The differential diagnosis of CRION and RION is essential, as the latter is not steroid-dependent[15]. All our patients are currently on immunosuppressants, and they have relapsed with dose changes or withdrawal.
It is often difficult to distinguish simultaneous bilateral loss from sequential visual loss, as symptoms in one eye may be so severe that minimal symptoms in the other eye may be missed. Therefore, clinical data remains an essential factor in the diagnosis of this rare entity[2],[16].

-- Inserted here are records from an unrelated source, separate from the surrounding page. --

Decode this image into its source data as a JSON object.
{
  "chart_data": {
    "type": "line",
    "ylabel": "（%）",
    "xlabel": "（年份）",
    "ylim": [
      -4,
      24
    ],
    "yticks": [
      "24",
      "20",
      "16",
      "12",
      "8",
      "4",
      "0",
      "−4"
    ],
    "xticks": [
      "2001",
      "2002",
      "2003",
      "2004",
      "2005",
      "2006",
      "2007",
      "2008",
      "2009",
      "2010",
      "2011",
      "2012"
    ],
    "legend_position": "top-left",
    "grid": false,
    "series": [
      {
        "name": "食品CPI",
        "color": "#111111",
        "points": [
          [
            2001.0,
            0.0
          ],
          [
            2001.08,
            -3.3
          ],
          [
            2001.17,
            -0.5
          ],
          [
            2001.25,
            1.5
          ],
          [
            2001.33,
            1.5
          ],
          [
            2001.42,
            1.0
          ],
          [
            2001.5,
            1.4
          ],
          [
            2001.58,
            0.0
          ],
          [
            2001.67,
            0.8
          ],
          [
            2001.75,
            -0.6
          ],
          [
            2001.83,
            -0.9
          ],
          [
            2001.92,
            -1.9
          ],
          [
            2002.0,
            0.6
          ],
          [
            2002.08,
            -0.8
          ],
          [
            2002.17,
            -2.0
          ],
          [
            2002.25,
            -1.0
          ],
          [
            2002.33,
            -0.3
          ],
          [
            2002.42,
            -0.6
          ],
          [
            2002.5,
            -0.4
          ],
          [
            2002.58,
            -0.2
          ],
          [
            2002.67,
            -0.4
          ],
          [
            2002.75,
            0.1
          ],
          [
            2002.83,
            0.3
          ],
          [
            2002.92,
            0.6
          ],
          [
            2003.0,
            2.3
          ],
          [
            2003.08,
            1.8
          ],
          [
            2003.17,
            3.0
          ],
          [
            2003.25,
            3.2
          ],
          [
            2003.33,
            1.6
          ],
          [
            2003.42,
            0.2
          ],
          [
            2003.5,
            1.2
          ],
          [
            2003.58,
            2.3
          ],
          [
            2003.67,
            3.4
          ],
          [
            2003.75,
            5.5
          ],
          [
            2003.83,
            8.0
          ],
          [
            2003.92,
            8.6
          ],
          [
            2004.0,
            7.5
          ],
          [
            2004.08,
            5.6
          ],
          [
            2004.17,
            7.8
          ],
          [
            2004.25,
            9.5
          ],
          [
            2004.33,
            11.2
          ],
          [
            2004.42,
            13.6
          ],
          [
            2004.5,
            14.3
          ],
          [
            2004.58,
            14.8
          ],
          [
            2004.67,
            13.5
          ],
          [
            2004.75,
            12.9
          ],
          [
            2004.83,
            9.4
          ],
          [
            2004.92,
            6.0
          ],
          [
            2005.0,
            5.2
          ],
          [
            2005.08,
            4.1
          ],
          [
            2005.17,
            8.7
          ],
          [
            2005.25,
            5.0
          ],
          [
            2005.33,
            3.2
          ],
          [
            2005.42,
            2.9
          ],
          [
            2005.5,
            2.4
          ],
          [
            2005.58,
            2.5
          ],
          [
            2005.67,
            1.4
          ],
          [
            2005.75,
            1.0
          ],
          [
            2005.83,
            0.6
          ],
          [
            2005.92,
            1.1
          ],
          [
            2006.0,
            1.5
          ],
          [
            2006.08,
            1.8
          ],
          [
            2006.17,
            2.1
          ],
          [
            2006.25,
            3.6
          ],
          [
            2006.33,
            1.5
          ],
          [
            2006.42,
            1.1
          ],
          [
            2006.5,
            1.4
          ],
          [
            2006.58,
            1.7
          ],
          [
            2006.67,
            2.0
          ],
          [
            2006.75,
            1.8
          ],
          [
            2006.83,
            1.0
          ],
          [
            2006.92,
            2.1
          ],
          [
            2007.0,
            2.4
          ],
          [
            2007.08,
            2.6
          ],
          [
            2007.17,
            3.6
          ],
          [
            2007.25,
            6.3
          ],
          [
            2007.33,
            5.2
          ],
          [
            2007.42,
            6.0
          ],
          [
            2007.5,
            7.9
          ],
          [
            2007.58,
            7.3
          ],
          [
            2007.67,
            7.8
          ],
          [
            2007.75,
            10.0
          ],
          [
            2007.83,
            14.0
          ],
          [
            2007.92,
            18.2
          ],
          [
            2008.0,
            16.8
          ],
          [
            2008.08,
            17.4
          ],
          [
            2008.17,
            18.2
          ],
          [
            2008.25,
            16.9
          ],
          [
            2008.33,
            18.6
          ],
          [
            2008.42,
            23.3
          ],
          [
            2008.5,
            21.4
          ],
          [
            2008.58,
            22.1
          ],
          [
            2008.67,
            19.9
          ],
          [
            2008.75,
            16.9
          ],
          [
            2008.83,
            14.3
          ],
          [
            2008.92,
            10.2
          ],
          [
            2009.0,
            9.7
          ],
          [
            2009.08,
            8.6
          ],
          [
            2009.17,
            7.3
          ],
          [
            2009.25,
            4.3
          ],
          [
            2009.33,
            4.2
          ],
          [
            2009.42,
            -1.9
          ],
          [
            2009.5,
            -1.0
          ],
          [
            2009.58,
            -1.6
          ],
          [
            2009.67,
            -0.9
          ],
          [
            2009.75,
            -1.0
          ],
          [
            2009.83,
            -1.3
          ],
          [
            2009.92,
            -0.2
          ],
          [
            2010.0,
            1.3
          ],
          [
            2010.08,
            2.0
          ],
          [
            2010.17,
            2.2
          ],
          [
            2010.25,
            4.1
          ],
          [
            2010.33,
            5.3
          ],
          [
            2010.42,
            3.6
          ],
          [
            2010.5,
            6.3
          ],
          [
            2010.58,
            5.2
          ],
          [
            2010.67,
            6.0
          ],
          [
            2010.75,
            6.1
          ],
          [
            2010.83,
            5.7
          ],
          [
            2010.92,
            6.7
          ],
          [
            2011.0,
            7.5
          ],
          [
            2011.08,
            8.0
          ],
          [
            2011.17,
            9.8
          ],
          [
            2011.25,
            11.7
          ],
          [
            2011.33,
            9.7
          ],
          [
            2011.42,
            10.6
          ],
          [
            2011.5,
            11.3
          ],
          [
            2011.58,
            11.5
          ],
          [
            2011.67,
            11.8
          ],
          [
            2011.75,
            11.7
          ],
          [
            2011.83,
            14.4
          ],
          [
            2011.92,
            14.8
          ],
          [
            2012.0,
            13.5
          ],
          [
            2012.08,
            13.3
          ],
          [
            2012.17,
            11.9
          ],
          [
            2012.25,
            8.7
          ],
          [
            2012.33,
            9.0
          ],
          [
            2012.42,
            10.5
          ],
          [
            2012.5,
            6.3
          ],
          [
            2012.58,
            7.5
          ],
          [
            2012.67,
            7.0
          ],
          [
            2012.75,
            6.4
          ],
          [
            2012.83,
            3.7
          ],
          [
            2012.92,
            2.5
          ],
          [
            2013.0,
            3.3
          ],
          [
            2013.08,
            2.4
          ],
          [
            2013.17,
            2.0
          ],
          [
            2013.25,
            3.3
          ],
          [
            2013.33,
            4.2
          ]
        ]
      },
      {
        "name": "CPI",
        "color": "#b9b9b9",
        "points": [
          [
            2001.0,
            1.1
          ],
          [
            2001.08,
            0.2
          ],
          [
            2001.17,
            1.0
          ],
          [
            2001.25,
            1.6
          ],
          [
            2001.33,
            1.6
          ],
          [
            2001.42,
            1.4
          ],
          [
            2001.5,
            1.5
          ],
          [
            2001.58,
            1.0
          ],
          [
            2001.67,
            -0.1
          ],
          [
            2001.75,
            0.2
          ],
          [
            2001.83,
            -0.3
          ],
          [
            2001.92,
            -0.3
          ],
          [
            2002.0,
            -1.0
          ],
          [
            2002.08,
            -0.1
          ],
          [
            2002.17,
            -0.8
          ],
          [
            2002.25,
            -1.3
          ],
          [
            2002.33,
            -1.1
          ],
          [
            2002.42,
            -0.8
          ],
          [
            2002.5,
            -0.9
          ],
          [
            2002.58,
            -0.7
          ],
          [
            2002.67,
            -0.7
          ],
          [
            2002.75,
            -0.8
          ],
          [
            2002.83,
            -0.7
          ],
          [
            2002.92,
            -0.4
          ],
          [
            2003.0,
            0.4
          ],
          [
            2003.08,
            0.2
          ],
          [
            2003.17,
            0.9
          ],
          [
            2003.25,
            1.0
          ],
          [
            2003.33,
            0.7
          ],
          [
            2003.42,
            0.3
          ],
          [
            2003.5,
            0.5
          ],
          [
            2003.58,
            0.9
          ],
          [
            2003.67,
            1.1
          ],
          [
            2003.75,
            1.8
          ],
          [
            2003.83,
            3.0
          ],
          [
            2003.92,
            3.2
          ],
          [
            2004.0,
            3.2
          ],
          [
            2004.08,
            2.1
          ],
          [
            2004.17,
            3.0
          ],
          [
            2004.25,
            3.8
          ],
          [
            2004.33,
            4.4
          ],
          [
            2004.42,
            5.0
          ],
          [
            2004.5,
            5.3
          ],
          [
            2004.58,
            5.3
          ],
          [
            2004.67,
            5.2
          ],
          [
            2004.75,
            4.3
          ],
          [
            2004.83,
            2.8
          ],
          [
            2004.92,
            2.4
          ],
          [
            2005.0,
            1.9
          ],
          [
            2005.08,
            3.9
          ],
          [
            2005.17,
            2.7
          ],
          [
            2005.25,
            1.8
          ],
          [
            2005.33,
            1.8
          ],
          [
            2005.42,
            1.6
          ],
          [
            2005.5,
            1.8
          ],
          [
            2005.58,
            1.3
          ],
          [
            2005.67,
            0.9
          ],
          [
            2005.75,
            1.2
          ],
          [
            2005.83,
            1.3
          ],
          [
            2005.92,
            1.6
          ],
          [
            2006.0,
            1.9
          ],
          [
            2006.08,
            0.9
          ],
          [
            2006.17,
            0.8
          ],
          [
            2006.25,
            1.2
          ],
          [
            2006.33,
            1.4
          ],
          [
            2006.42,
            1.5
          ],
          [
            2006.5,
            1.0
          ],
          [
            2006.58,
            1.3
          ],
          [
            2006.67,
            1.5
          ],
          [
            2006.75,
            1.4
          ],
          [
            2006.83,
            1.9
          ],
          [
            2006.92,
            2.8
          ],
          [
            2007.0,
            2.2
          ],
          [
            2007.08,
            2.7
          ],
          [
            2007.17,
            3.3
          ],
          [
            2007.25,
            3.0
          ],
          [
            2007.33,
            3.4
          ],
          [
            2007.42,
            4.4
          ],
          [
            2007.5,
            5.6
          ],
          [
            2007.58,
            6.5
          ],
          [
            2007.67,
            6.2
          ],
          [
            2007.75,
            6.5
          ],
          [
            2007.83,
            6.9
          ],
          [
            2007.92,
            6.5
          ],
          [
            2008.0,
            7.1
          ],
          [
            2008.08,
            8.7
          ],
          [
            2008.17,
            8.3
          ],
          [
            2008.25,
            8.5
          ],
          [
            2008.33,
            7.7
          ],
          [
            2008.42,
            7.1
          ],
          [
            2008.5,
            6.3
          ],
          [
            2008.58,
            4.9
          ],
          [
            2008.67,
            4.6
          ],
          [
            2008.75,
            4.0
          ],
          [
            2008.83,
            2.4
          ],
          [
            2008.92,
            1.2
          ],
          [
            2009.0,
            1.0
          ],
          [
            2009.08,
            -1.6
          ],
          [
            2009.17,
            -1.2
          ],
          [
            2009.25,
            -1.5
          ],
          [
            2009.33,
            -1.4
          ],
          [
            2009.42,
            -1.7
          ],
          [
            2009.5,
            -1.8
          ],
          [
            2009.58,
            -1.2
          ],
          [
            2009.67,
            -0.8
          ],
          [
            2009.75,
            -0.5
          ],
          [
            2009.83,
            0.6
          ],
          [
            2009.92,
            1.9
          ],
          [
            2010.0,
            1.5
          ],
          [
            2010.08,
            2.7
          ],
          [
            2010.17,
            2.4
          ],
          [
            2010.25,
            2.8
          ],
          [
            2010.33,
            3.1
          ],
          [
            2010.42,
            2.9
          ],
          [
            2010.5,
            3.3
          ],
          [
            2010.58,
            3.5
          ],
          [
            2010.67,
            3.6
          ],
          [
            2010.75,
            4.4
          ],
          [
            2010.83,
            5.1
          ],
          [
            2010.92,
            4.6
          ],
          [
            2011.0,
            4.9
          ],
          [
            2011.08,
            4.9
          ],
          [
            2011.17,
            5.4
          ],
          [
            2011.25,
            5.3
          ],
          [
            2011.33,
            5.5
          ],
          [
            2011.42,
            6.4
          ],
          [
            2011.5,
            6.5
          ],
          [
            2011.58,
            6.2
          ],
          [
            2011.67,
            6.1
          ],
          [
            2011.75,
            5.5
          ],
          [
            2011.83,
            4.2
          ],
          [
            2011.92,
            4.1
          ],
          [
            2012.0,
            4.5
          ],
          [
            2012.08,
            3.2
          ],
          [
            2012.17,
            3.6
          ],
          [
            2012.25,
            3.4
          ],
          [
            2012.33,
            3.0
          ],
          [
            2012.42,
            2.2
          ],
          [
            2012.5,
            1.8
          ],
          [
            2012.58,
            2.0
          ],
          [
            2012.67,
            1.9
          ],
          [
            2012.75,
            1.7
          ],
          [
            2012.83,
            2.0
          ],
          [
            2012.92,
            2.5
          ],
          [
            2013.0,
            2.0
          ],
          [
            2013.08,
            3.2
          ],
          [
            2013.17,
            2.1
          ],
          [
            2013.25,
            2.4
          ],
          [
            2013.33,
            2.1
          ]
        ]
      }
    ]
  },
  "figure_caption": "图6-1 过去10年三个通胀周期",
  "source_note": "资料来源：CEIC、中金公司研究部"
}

Our study has some limitations; one of them is that not all patients had a determination of AQP4 antibodies and other antibodies such as anti-MOG. In this regard, a recent study found that a subset of CRION patients with MOG-IgG had more severe disease course[17]. Another limitation is that some patients may later develop other diseases; for example, Stiebel-Kalish et al.[11] found 3 patients with other conditions, one with SLE and another with Wegener’s granulomatosis, which developed within one year of follow-up, and one had SLE five years later. We did not perform coherence optic tomography, as it is not available in our hospital. This study provides images with a resolution similar to that of histology, with measurements of the retinal nerve fiber layer to detect nerve swelling and predict the visual outcome[18]. The strengths of our study are that the sample size, although small, includes an acceptable number of patients in a single tertiary center, and the long-term follow-up, as it allows the evaluation of the natural history of the disease.
In conclusion, the diagnosis of CRION is challenging and should be kept in mind. Prompt diagnosis, adequate treatment, and close follow-up are essential to prevent disabling sequelae in these patients.